Online Classification with Predictions
Vinod Raman, Ambuj Tewari
TL;DR
This work addresses online classification when the learner has access to predictions of future inputs via a consistent, lazy Predictor. It develops adaptive online learners that interpolate between offline (transductive) learnability and worst-case online performance, with mistake/regret bounds that degrade gracefully as predictor quality, measured by $M_{\\mathcal{P}}(x_{1:T})$, improves. The key contributions include a concrete upper-bound framework that combines Littlestone dimension, predictor- and offline-learner error terms, and a refined bound using a concave offline-regret term, plus lower bounds showing the bounds are tight up to logarithmic factors. The results imply that offline learnable classes become online learnable under predictable streams and connect online learning with predictions to transductive online learning, extending the AwP and smoothed online classification literature.
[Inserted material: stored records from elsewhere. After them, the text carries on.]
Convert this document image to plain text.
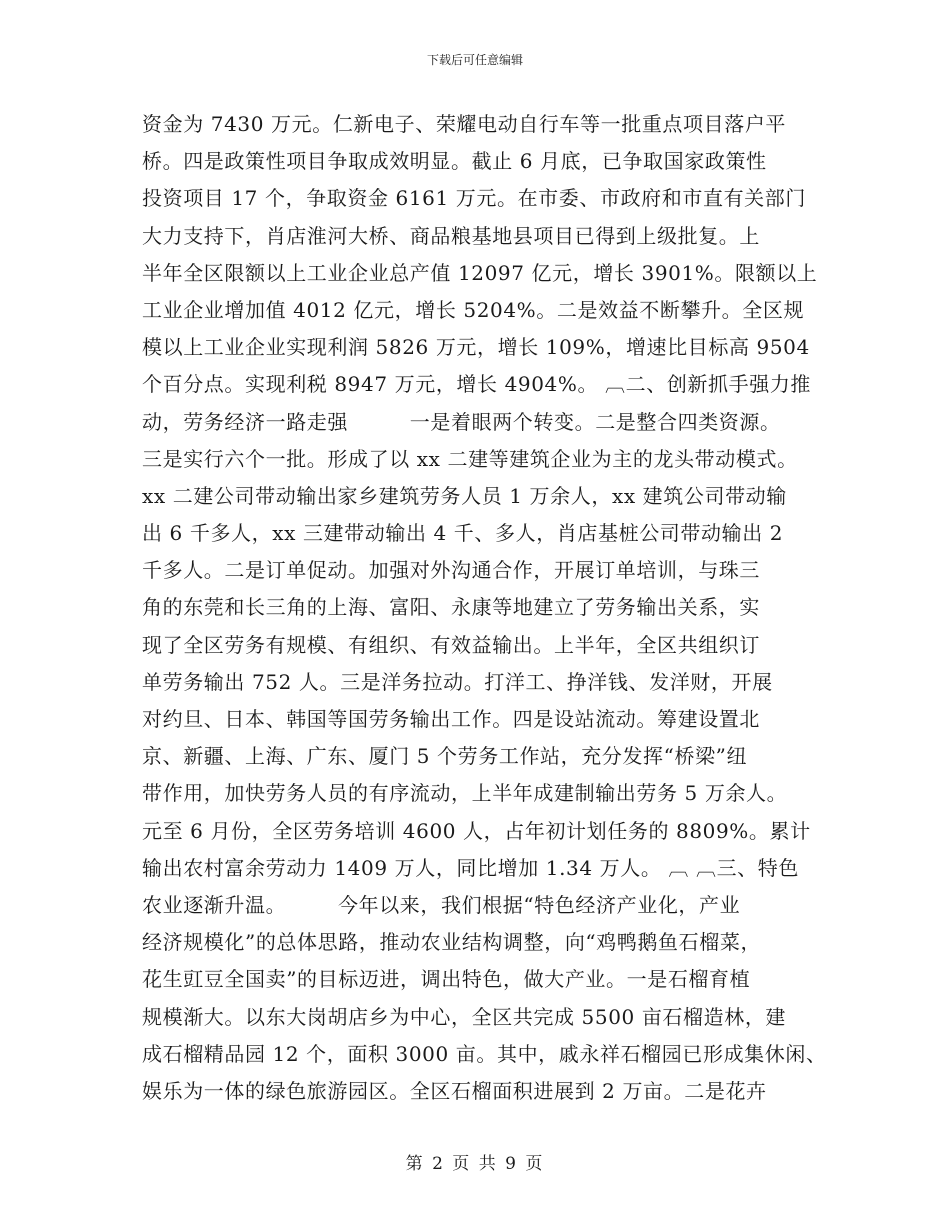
下载后可任意编辑
资金为 7430 万元。仁新电子、荣耀电动自行车等一批重点项目落户平
桥。四是政策性项目争取成效明显。截止 6 月底，已争取国家政策性
投资项目 17 个，争取资金 6161 万元。在市委、市政府和市直有关部门
大力支持下，肖店淮河大桥、商品粮基地县项目已得到上级批复。上
半年全区限额以上工业企业总产值 12097 亿元，增长 3901%。限额以上
工业企业增加值 4012 亿元，增长 5204%。二是效益不断攀升。全区规
模以上工业企业实现利润 5826 万元，增长 109%，增速比目标高 9504
个百分点。实现利税 8947 万元，增长 4904%。 ︹二、创新抓手强力推
动，劳务经济一路走强　　　一是着眼两个转变。二是整合四类资源。
三是实行六个一批。形成了以 xx 二建等建筑企业为主的龙头带动模式。
xx 二建公司带动输出家乡建筑劳务人员 1 万余人，xx 建筑公司带动输
出 6 千多人，xx 三建带动输出 4 千、多人，肖店基桩公司带动输出 2
千多人。二是订单促动。加强对外沟通合作，开展订单培训，与珠三
角的东莞和长三角的上海、富阳、永康等地建立了劳务输出关系，实
现了全区劳务有规模、有组织、有效益输出。上半年，全区共组织订
单劳务输出 752 人。三是洋务拉动。打洋工、挣洋钱、发洋财，开展
对约旦、日本、韩国等国劳务输出工作。四是设站流动。筹建设置北
京、新疆、上海、广东、厦门 5 个劳务工作站，充分发挥“桥梁”纽
带作用，加快劳务人员的有序流动，上半年成建制输出劳务 5 万余人。
元至 6 月份，全区劳务培训 4600 人，占年初计划任务的 8809%。累计
输出农村富余劳动力 1409 万人，同比增加 1.34 万人。 ︹ ︹三、特色
农业逐渐升温。　　　今年以来，我们根据“特色经济产业化，产业
经济规模化”的总体思路，推动农业结构调整，向“鸡鸭鹅鱼石榴菜，
花生豇豆全国卖”的目标迈进，调出特色，做大产业。一是石榴育植
规模渐大。以东大岗胡店乡为中心，全区共完成 5500 亩石榴造林，建
成石榴精品园 12 个，面积 3000 亩。其中，戚永祥石榴园已形成集休闲、
娱乐为一体的绿色旅游园区。全区石榴面积进展到 2 万亩。二是花卉
第 2 页 共 9 页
Overall, the paper demonstrates that incorporating machine-learned predictions can dramatically ease online classification tasks when data streams exhibit predictability, while preserving worst-case guarantees when predictions are poor.
Abstract
We study online classification when the learner has access to predictions about future examples. We design an online learner whose expected regret is never worse than the worst-case regret, gracefully improves with the quality of the predictions, and can be significantly better than the worst-case regret when the predictions of future examples are accurate. As a corollary, we show that if the learner is always guaranteed to observe data where future examples are easily predictable, then online learning can be as easy as transductive online learning. Our results complement recent work in online algorithms with predictions and smoothed online classification, which go beyond a worse-case analysis by using machine-learned predictions and distributional assumptions respectively.